The study suggested that the built environment had a great impact on levels of walking. Overall women were the least active, but this may be influenced by cultural differences, where women may have less freedom to move around independently. In more walkable cities, activity was greater throughout the day and throughout the week, regardless of age, gender or BMI with the greatest increases in activity found for females. The findings have implications for global public health policy and urban planning.

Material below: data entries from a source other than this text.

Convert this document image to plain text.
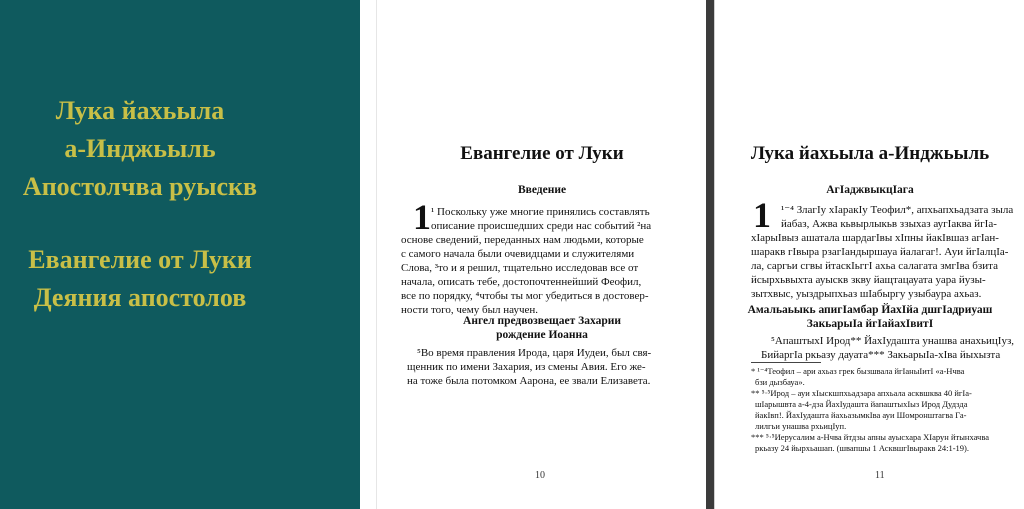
Лука йахьыла
а-Инджьыль
Апостолчва руыскв
Евангелие от Луки
Деяния апостолов
Евангелие от Луки
Введение
1 ¹ Поскольку уже многие принялись составлять
описание происшедших среди нас событий ²на
основе сведений, переданных нам людьми, которые
с самого начала были очевидцами и служителями
Слова, ³то и я решил, тщательно исследовав все от
начала, описать тебе, достопочтеннейший Феофил,
все по порядку, ⁴чтобы ты мог убедиться в достовер-
ности того, чему был научен.
Ангел предвозвещает Захарии
рождение Иоанна
⁵Во время правления Ирода, царя Иудеи, был свя-
щенник по имени Захария, из смены Авия. Его же-
на тоже была потомком Аарона, ее звали Елизавета.
10
Лука йахьыла а-Инджьыль
АгIаджвыкцIага
1 ¹⁻⁴ ЗлагIу хIаракIу Теофил*, апхьапхьадзата зыла
йабаз, Ажва кьвырлыкьв ззыхаз аугIаква йгIа-
хIарыIвыз ашатала шардагIвы хIпны йакIвшаз агIан-
шаракв гIвыра рзагIандыршауа йалагаг!. Ауи йгIалцIа-
ла, саргьи сгвы йтаскIьггI ахьа салагата змгIва бзита
йсырхьвыхта ауыскв зкву йащтацауата уара йузы-
зытхвыс, уыздрыпхьаз шIабыргу узыбаура ахьаз.
Амальаьыкь апигIамбар ЙахIйа дшгIадриуаш
ЗакьарыIа йгIайахIвитI
⁵АпаштыхI Ирод** ЙахIудашта унашва анахьицIуз,
БийаргIа ркьазу дауата*** ЗакьарыIа-хIва йыхызта
* ¹⁻⁴Теофил – ари ахьаз грек бызшвала йгIаныIитI «а-Нчва
бзи дызбауа».
** ⁵·⁵Ирод – ауи хIыскшпхьадзара апхьала асквшква 40 йгIа-
шIарышвта а-4-дза ЙахIудашта йапаштыхIыз Ирод Дудзда
йакIвп!. ЙахIудашта йахьазымкIва ауи Шомронштагва Га-
лилгьи унашва рхьицIуп.
*** ⁵·⁵Иерусалим а-Нчва йтдзы апны ауысхара ХIарун йтынхачва
ркьазу 24 йырхьашап. (швапшы 1 АсквшгIвыракв 24:1-19).
11
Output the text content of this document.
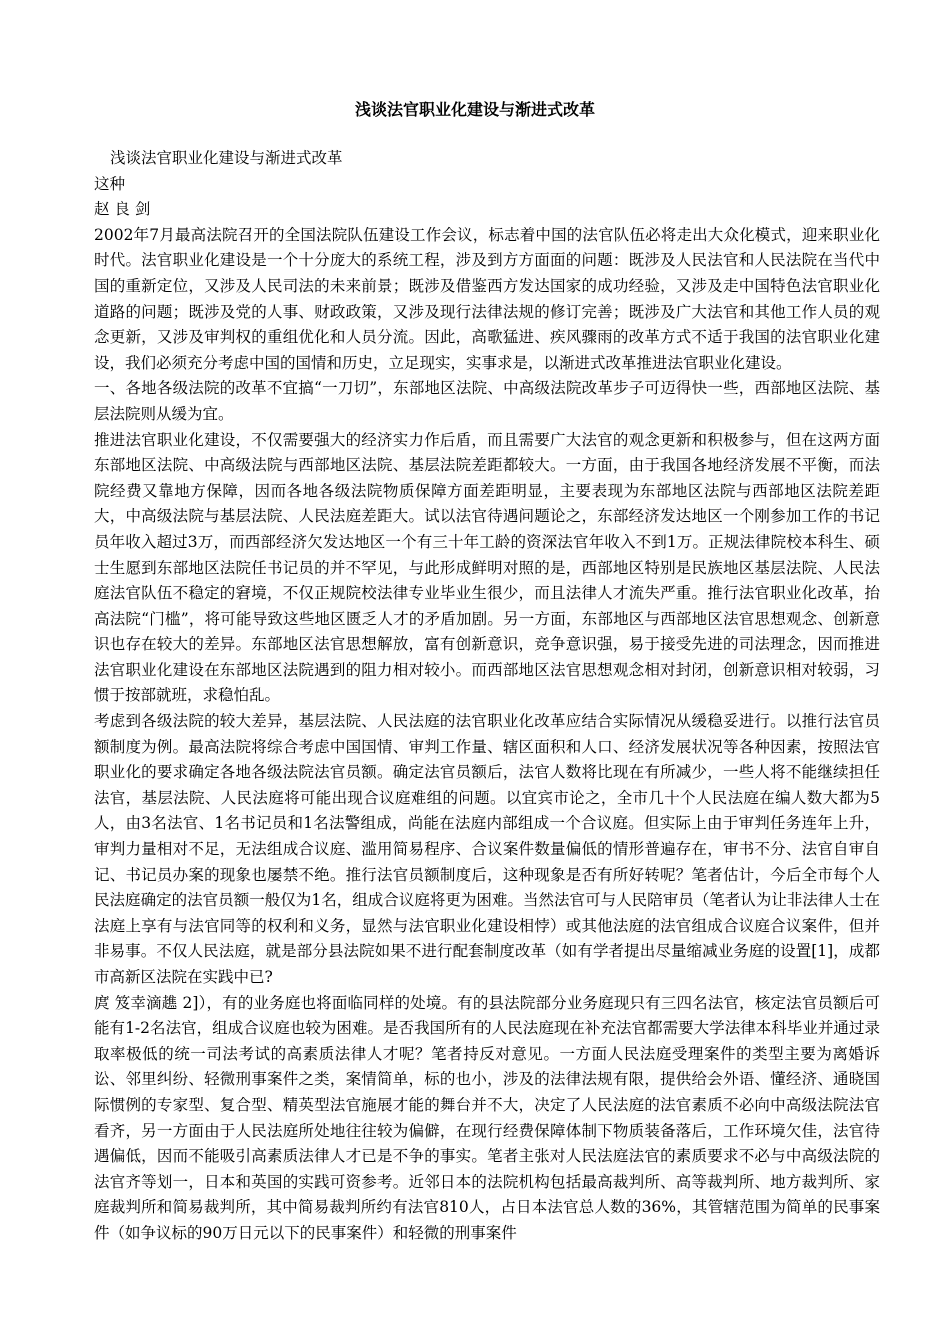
浅谈法官职业化建设与渐进式改革

浅谈法官职业化建设与渐进式改革

这种

赵 良 剑

2002年7月最高法院召开的全国法院队伍建设工作会议，标志着中国的法官队伍必将走出大众化模式，迎来职业化时代。法官职业化建设是一个十分庞大的系统工程，涉及到方方面面的问题：既涉及人民法官和人民法院在当代中国的重新定位，又涉及人民司法的未来前景；既涉及借鉴西方发达国家的成功经验，又涉及走中国特色法官职业化道路的问题；既涉及党的人事、财政政策，又涉及现行法律法规的修订完善；既涉及广大法官和其他工作人员的观念更新，又涉及审判权的重组优化和人员分流。因此，高歌猛进、疾风骤雨的改革方式不适于我国的法官职业化建设，我们必须充分考虑中国的国情和历史，立足现实，实事求是，以渐进式改革推进法官职业化建设。

一、各地各级法院的改革不宜搞“一刀切”，东部地区法院、中高级法院改革步子可迈得快一些，西部地区法院、基层法院则从缓为宜。

推进法官职业化建设，不仅需要强大的经济实力作后盾，而且需要广大法官的观念更新和积极参与，但在这两方面东部地区法院、中高级法院与西部地区法院、基层法院差距都较大。一方面，由于我国各地经济发展不平衡，而法院经费又靠地方保障，因而各地各级法院物质保障方面差距明显，主要表现为东部地区法院与西部地区法院差距大，中高级法院与基层法院、人民法庭差距大。试以法官待遇问题论之，东部经济发达地区一个刚参加工作的书记员年收入超过3万，而西部经济欠发达地区一个有三十年工龄的资深法官年收入不到1万。正规法律院校本科生、硕士生愿到东部地区法院任书记员的并不罕见，与此形成鲜明对照的是，西部地区特别是民族地区基层法院、人民法庭法官队伍不稳定的窘境，不仅正规院校法律专业毕业生很少，而且法律人才流失严重。推行法官职业化改革，抬高法院“门槛”，将可能导致这些地区匮乏人才的矛盾加剧。另一方面，东部地区与西部地区法官思想观念、创新意识也存在较大的差异。东部地区法官思想解放，富有创新意识，竞争意识强，易于接受先进的司法理念，因而推进法官职业化建设在东部地区法院遇到的阻力相对较小。而西部地区法官思想观念相对封闭，创新意识相对较弱，习惯于按部就班，求稳怕乱。

考虑到各级法院的较大差异，基层法院、人民法庭的法官职业化改革应结合实际情况从缓稳妥进行。以推行法官员额制度为例。最高法院将综合考虑中国国情、审判工作量、辖区面积和人口、经济发展状况等各种因素，按照法官职业化的要求确定各地各级法院法官员额。确定法官员额后，法官人数将比现在有所减少，一些人将不能继续担任法官，基层法院、人民法庭将可能出现合议庭难组的问题。以宜宾市论之，全市几十个人民法庭在编人数大都为5人，由3名法官、1名书记员和1名法警组成，尚能在法庭内部组成一个合议庭。但实际上由于审判任务连年上升，审判力量相对不足，无法组成合议庭、滥用简易程序、合议案件数量偏低的情形普遍存在，审书不分、法官自审自记、书记员办案的现象也屡禁不绝。推行法官员额制度后，这种现象是否有所好转呢？笔者估计，今后全市每个人民法庭确定的法官员额一般仅为1名，组成合议庭将更为困难。当然法官可与人民陪审员（笔者认为让非法律人士在法庭上享有与法官同等的权利和义务，显然与法官职业化建设相悖）或其他法庭的法官组成合议庭合议案件，但并非易事。不仅人民法庭，就是部分县法院如果不进行配套制度改革（如有学者提出尽量缩减业务庭的设置[1]，成都市高新区法院在实践中已?

庹 笈幸滴趭 2]），有的业务庭也将面临同样的处境。有的县法院部分业务庭现只有三四名法官，核定法官员额后可能有1-2名法官，组成合议庭也较为困难。是否我国所有的人民法庭现在补充法官都需要大学法律本科毕业并通过录取率极低的统一司法考试的高素质法律人才呢？笔者持反对意见。一方面人民法庭受理案件的类型主要为离婚诉讼、邻里纠纷、轻微刑事案件之类，案情简单，标的也小，涉及的法律法规有限，提供给会外语、懂经济、通晓国际惯例的专家型、复合型、精英型法官施展才能的舞台并不大，决定了人民法庭的法官素质不必向中高级法院法官看齐，另一方面由于人民法庭所处地往往较为偏僻，在现行经费保障体制下物质装备落后，工作环境欠佳，法官待遇偏低，因而不能吸引高素质法律人才已是不争的事实。笔者主张对人民法庭法官的素质要求不必与中高级法院的法官齐等划一，日本和英国的实践可资参考。近邻日本的法院机构包括最高裁判所、高等裁判所、地方裁判所、家庭裁判所和简易裁判所，其中简易裁判所约有法官810人，占日本法官总人数的36%，其管辖范围为简单的民事案件（如争议标的90万日元以下的民事案件）和轻微的刑事案件
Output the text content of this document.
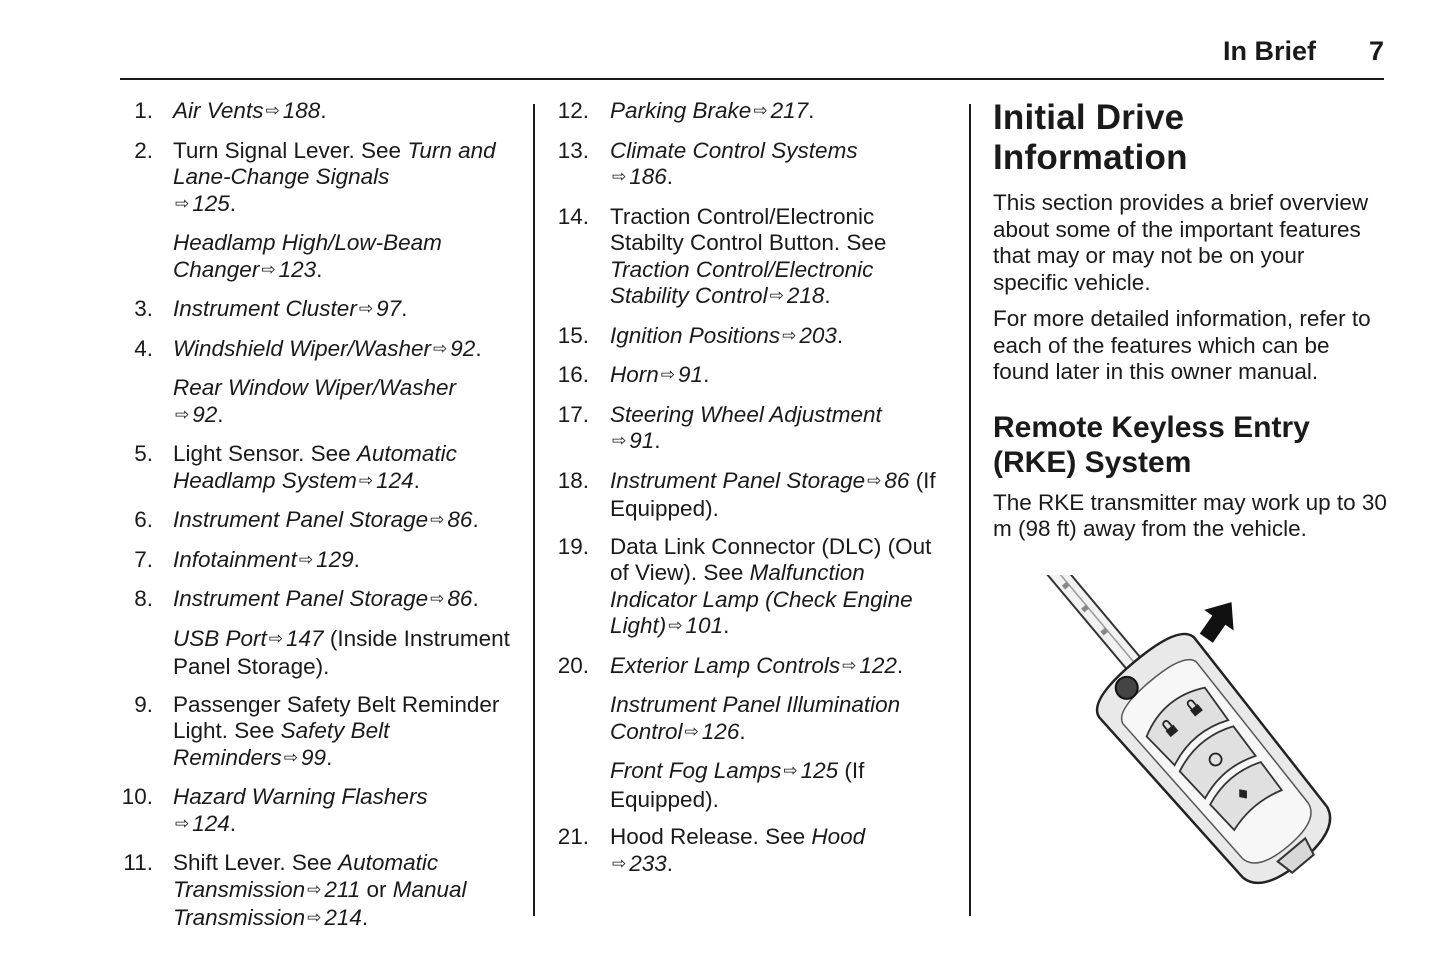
In Brief 7
1. Air Vents ⇨ 188.
2. Turn Signal Lever. See Turn and Lane-Change Signals
⇨ 125.
Headlamp High/Low-Beam Changer ⇨ 123.
3. Instrument Cluster ⇨ 97.
4. Windshield Wiper/Washer ⇨ 92.
Rear Window Wiper/Washer
⇨ 92.
5. Light Sensor. See Automatic Headlamp System ⇨ 124.
6. Instrument Panel Storage ⇨ 86.
7. Infotainment ⇨ 129.
8. Instrument Panel Storage ⇨ 86.
USB Port ⇨ 147 (Inside Instrument Panel Storage).
9. Passenger Safety Belt Reminder Light. See Safety Belt Reminders ⇨ 99.
10. Hazard Warning Flashers
⇨ 124.
11. Shift Lever. See Automatic Transmission ⇨ 211 or Manual Transmission ⇨ 214.
12. Parking Brake ⇨ 217.
13. Climate Control Systems
⇨ 186.
14. Traction Control/Electronic Stabilty Control Button. See Traction Control/Electronic Stability Control ⇨ 218.
15. Ignition Positions ⇨ 203.
16. Horn ⇨ 91.
17. Steering Wheel Adjustment
⇨ 91.
18. Instrument Panel Storage ⇨ 86 (If Equipped).
19. Data Link Connector (DLC) (Out of View). See Malfunction Indicator Lamp (Check Engine Light) ⇨ 101.
20. Exterior Lamp Controls ⇨ 122.
Instrument Panel Illumination Control ⇨ 126.
Front Fog Lamps ⇨ 125 (If Equipped).
21. Hood Release. See Hood
⇨ 233.
Initial Drive Information
This section provides a brief overview about some of the important features that may or may not be on your specific vehicle.
For more detailed information, refer to each of the features which can be found later in this owner manual.
Remote Keyless Entry (RKE) System
The RKE transmitter may work up to 30 m (98 ft) away from the vehicle.
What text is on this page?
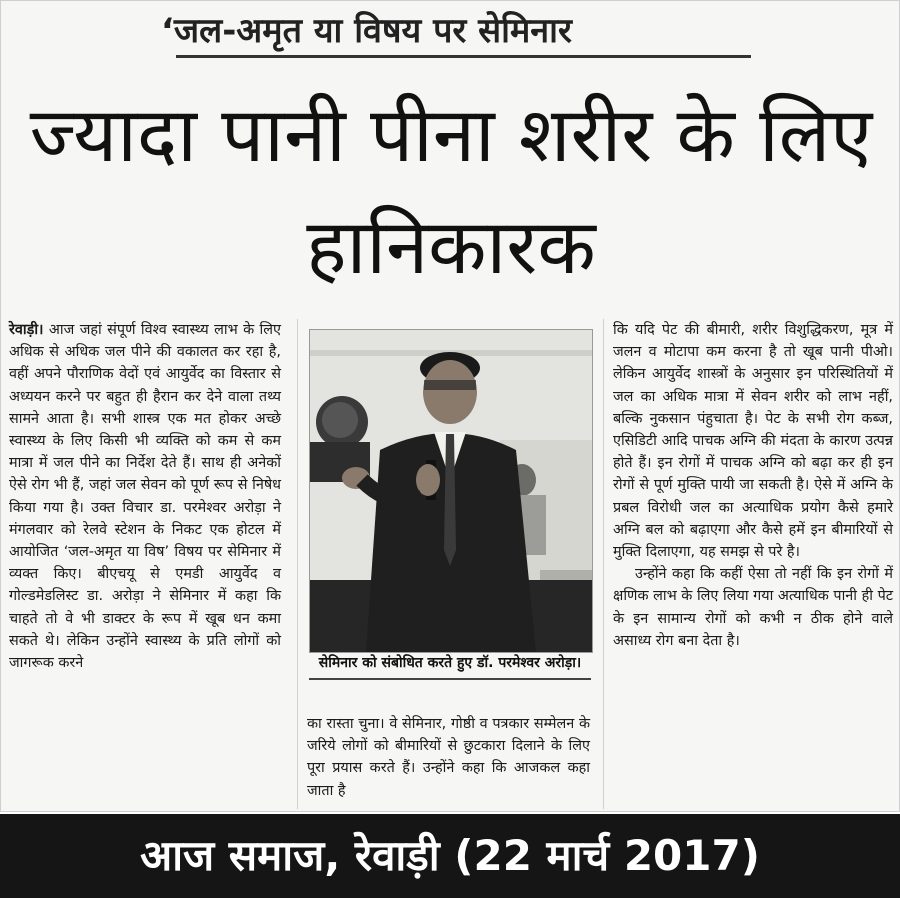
‘जल-अमृत या विषय पर सेमिनार
ज्यादा पानी पीना शरीर के लिए हानिकारक

रेवाड़ी। आज जहां संपूर्ण विश्व स्वास्थ्य लाभ के लिए अधिक से अधिक जल पीने की वकालत कर रहा है, वहीं अपने पौराणिक वेदों एवं आयुर्वेद का विस्तार से अध्ययन करने पर बहुत ही हैरान कर देने वाला तथ्य सामने आता है। सभी शास्त्र एक मत होकर अच्छे स्वास्थ्य के लिए किसी भी व्यक्ति को कम से कम मात्रा में जल पीने का निर्देश देते हैं। साथ ही अनेकों ऐसे रोग भी हैं, जहां जल सेवन को पूर्ण रूप से निषेध किया गया है। उक्त विचार डा. परमेश्वर अरोड़ा ने मंगलवार को रेलवे स्टेशन के निकट एक होटल में आयोजित ‘जल-अमृत या विष’ विषय पर सेमिनार में व्यक्त किए। बीएचयू से एमडी आयुर्वेद व गोल्डमेडलिस्ट डा. अरोड़ा ने सेमिनार में कहा कि चाहते तो वे भी डाक्टर के रूप में खूब धन कमा सकते थे। लेकिन उन्होंने स्वास्थ्य के प्रति लोगों को जागरूक करने	सेमिनार को संबोधित करते हुए डॉ. परमेश्वर अरोड़ा।

का रास्ता चुना। वे सेमिनार, गोष्ठी व पत्रकार सम्मेलन के जरिये लोगों को बीमारियों से छुटकारा दिलाने के लिए पूरा प्रयास करते हैं। उन्होंने कहा कि आजकल कहा जाता है

कि यदि पेट की बीमारी, शरीर विशुद्धिकरण, मूत्र में जलन व मोटापा कम करना है तो खूब पानी पीओ। लेकिन आयुर्वेद शास्त्रों के अनुसार इन परिस्थितियों में जल का अधिक मात्रा में सेवन शरीर को लाभ नहीं, बल्कि नुकसान पंहुचाता है। पेट के सभी रोग कब्ज, एसिडिटी आदि पाचक अग्नि की मंदता के कारण उत्पन्न होते हैं। इन रोगों में पाचक अग्नि को बढ़ा कर ही इन रोगों से पूर्ण मुक्ति पायी जा सकती है। ऐसे में अग्नि के प्रबल विरोधी जल का अत्याधिक प्रयोग कैसे हमारे अग्नि बल को बढ़ाएगा और कैसे हमें इन बीमारियों से मुक्ति दिलाएगा, यह समझ से परे है।

उन्होंने कहा कि कहीं ऐसा तो नहीं कि इन रोगों में क्षणिक लाभ के लिए लिया गया अत्याधिक पानी ही पेट के इन सामान्य रोगों को कभी न ठीक होने वाले असाध्य रोग बना देता है।

आज समाज, रेवाड़ी (22 मार्च 2017)
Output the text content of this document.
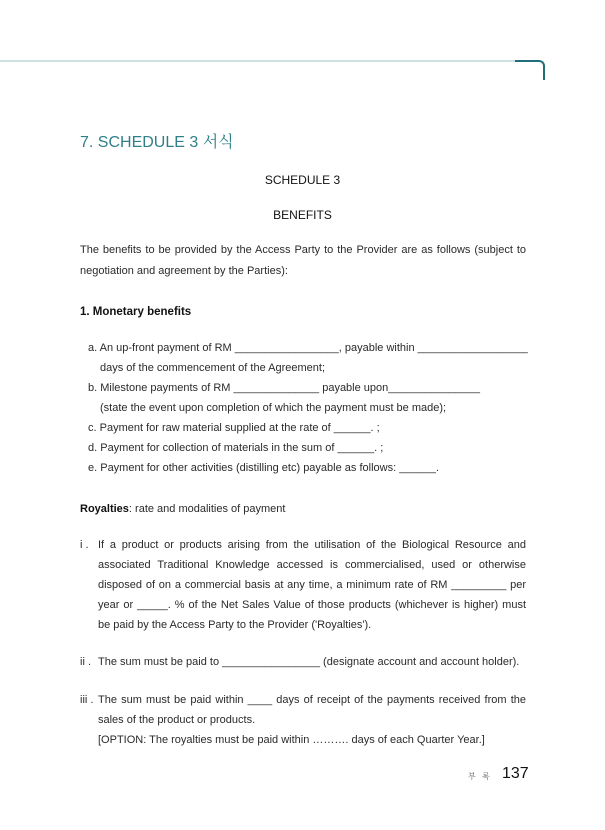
7. SCHEDULE 3 서식
SCHEDULE 3
BENEFITS

The benefits to be provided by the Access Party to the Provider are as follows (subject to negotiation and agreement by the Parties):

1. Monetary benefits
a. An up-front payment of RM _________________, payable within __________________
days of the commencement of the Agreement;
b. Milestone payments of RM ______________ payable upon_______________
(state the event upon completion of which the payment must be made);
c. Payment for raw material supplied at the rate of ______. ;
d. Payment for collection of materials in the sum of ______. ;
e. Payment for other activities (distilling etc) payable as follows: ______.
Royalties: rate and modalities of payment
i . If a product or products arising from the utilisation of the Biological Resource and associated Traditional Knowledge accessed is commercialised, used or otherwise disposed of on a commercial basis at any time, a minimum rate of RM _________ per year or _____. % of the Net Sales Value of those products (whichever is higher) must be paid by the Access Party to the Provider ('Royalties').
ii . The sum must be paid to ________________ (designate account and account holder).
iii . The sum must be paid within ____ days of receipt of the payments received from the sales of the product or products.
[OPTION: The royalties must be paid within ………. days of each Quarter Year.]
부 록 137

It also highlights just how timely our Million Steps challenge is, encouraging people to walk more than 10,000 steps a day for three months!

Psychological support

Many people with diabetes state that they would like better access to psychological support, but often this is lacking in diabetes services. One programme which should be more widely available is the NHS Improving Access to Psychological Therapies (IAPT) service. This normally provides short term (4 sessions) Cognitive Behavioural Therapy either individually or to groups. CBT is a talking therapy that can help people manage their problems by changing the way they think and behave. It is most commonly used to treat anxiety and depression, but can be useful for other mental and physical health problems.

900,000 adults access IAPT sessions every year, but demand still outstrips capacity. Therefore NHS England has announced that it is working with NICE to support a new digitally enabled therapy assessment programme, where up to 14 digital therapy products will be assessed for use within the IAPT service by 2020.

Digitally enabled therapy is psychological therapy that is provided online or through mobile applications, with the support of a therapist. There is evidence to show that these therapies can achieve comparable outcomes to face-to-face therapy, when the same therapy content is delivered in an online format. Providing this online obviously allows the learning to be achieved through patient self-study, at a time that suits them. This is then reinforced and supported by a suitably trained therapist. Many people have indicated that they would prefer to access therapy in this way.

The aim of this programme is to find good quality, evidence-based digital therapy packages for use in IAPT services. There will be an application process and those programmes which are felt to have met a certain standard will then be trialed and evaluated within IAPT services for up to two years. The evaluation will include user and therapists’ feedback, as well as cost effectiveness and performance. After this, reports on each of the different programmes will be made available to allow services to choose the tools which they think will best meet local needs.